To ballpark the IBU contribution from my fresh hops, I took the commonly suggested 5:1 fresh hop to pellet ratio—meaning you need roughly five times the fresh hops in weight to get the same effect as pellet hops—and plugged in a known value for Cashmere pellets. According to BeerSmith, 50g of Cashmere pellets at FO would get me about 15 IBU, putting the total near 40. Perfect.
Brewing the beer itself was simple. I did my usual single-infusion at 152 degrees, skipped the mash-out, and boiled for an hour.
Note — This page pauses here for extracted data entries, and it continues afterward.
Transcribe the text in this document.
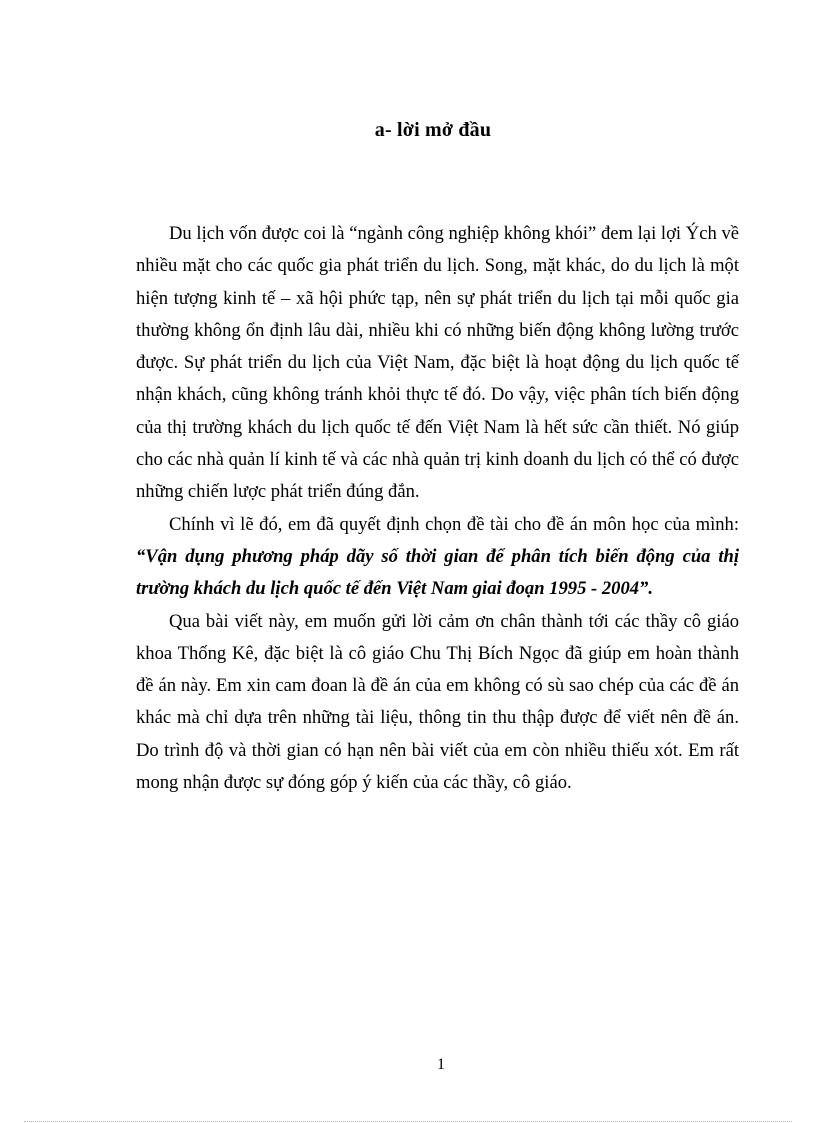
a- lời mở đầu

Du lịch vốn được coi là “ngành công nghiệp không khói” đem lại lợi Ých về nhiều mặt cho các quốc gia phát triển du lịch. Song, mặt khác, do du lịch là một hiện tượng kinh tế – xã hội phức tạp, nên sự phát triển du lịch tại mỗi quốc gia thường không ổn định lâu dài, nhiều khi có những biến động không lường trước được. Sự phát triển du lịch của Việt Nam, đặc biệt là hoạt động du lịch quốc tế nhận khách, cũng không tránh khỏi thực tế đó. Do vậy, việc phân tích biến động của thị trường khách du lịch quốc tế đến Việt Nam là hết sức cần thiết. Nó giúp cho các nhà quản lí kinh tế và các nhà quản trị kinh doanh du lịch có thể có được những chiến lược phát triển đúng đắn.

Chính vì lẽ đó, em đã quyết định chọn đề tài cho đề án môn học của mình: “Vận dụng phương pháp dãy số thời gian để phân tích biến động của thị trường khách du lịch quốc tế đến Việt Nam giai đoạn 1995 - 2004”.

Qua bài viết này, em muốn gửi lời cảm ơn chân thành tới các thầy cô giáo khoa Thống Kê, đặc biệt là cô giáo Chu Thị Bích Ngọc đã giúp em hoàn thành đề án này. Em xin cam đoan là đề án của em không có sù sao chép của các đề án khác mà chỉ dựa trên những tài liệu, thông tin thu thập được để viết nên đề án. Do trình độ và thời gian có hạn nên bài viết của em còn nhiều thiếu xót. Em rất mong nhận được sự đóng góp ý kiến của các thầy, cô giáo.

1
At flame-out, I piled the bucket-full of hop cones into my large but not-that-large hop spider, killed the power, and got to whirlpooling with my big stainless spoon.
Needless to say, the aroma was intense. But would it translate into a hop-driven amber with the grassy, fruity qualities I love in commercial fresh hop beers?
How’s it taste?
No, not really.
Appearance: Deep amber, leaning ruby red, and extremely clear for a beer made with US-05. The head is big, fluffy, and just a bit off-white to start, but quickly reduces to a thin cap that does stick around nicely and leave some fine lacing on the sides of the glass.
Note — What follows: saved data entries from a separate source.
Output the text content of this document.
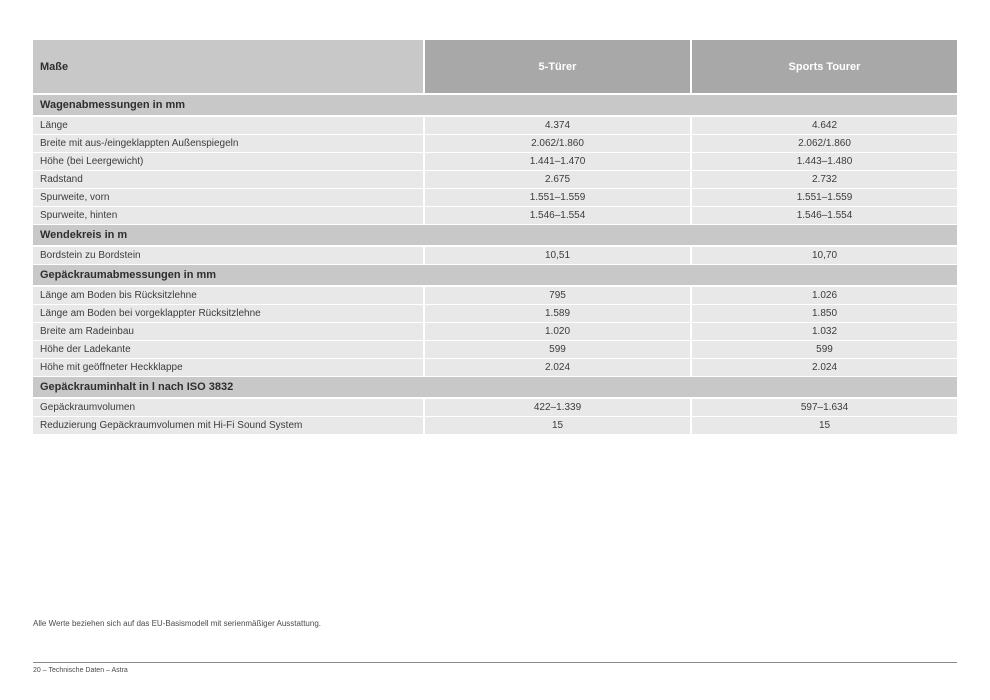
Maße	5-Türer	Sports Tourer
Wagenabmessungen in mm
Länge	4.374	4.642
Breite mit aus-/eingeklappten Außenspiegeln	2.062/1.860	2.062/1.860
Höhe (bei Leergewicht)	1.441–1.470	1.443–1.480
Radstand	2.675	2.732
Spurweite, vorn	1.551–1.559	1.551–1.559
Spurweite, hinten	1.546–1.554	1.546–1.554
Wendekreis in m
Bordstein zu Bordstein	10,51	10,70
Gepäckraumabmessungen in mm
Länge am Boden bis Rücksitzlehne	795	1.026
Länge am Boden bei vorgeklappter Rücksitzlehne	1.589	1.850
Breite am Radeinbau	1.020	1.032
Höhe der Ladekante	599	599
Höhe mit geöffneter Heckklappe	2.024	2.024
Gepäckrauminhalt in l nach ISO 3832
Gepäckraumvolumen	422–1.339	597–1.634
Reduzierung Gepäckraumvolumen mit Hi-Fi Sound System	15	15
Alle Werte beziehen sich auf das EU-Basismodell mit serienmäßiger Ausstattung.
20 – Technische Daten – Astra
Aroma: As you’d expect in an amber, malt leads here. I get biscuity/crackery base malt, a bit of molasses, and a sweet red delicious apple thing. That’s all good, but unfortunately there’s also a slight sharpness to the nose of this beer that I don’t love—one that’s reflected in the taste, though not as assertively. (I’ve never had this issue with pale or dark brews, but it’s cropped up several times in mid-color beers like ambers and brown ales. It definitely bears investigation.) The hops are here too, and they might be playing into that oddly sharp aroma, but they play a clear second fiddle to the malt.
Taste: Sweet malt is balanced by an even, moderately bitter hop backbone. I doubt anyone would ever pick out Cashmere hops here (or either of the other two varieties), but they’re definitely doing their part. The beer comes across as very slightly thin, but also has a distinct sweetness. The acrid edge I got in the aroma is here, too, but it’s more subdued on the tongue—just the slightest hint of something being off. The longer I let it linger, the more I’m wondering whether this has to do with the malt I used (perhaps the pale chocolate) or the fresh hops themselves. Using fresh hops is always a bit of a lottery, after all. On the whole, this isn’t a great showcase for fresh hops, or perhaps mine just don’t have the punch needed to get noticed.
Mouthfeel: This one comes across as relatively thin and dry, as you’d expect from such a high sulfate ratio. Next time I might try for a more balanced water profile to give it a bit more fullness. However, the dryness does make it really easy to drink. Maybe too easy.
Would I brew it again?
I’d try brewing this recipe again with pellet hops or extract, but I don’t think I’d repeat the fresh hop amber experiment—at least not with my homegrown hops. The idea is probably a good one, but the unpredictable qualities of my homegrown harvest dragged it down in this case. It’s fun to grow your own, but if you want to actually get a sense of what they’re doing in your beer, I think it’s probably a good idea to keep it simple.
Maybe there’s a reason fresh hop pale ales are so popular, after all?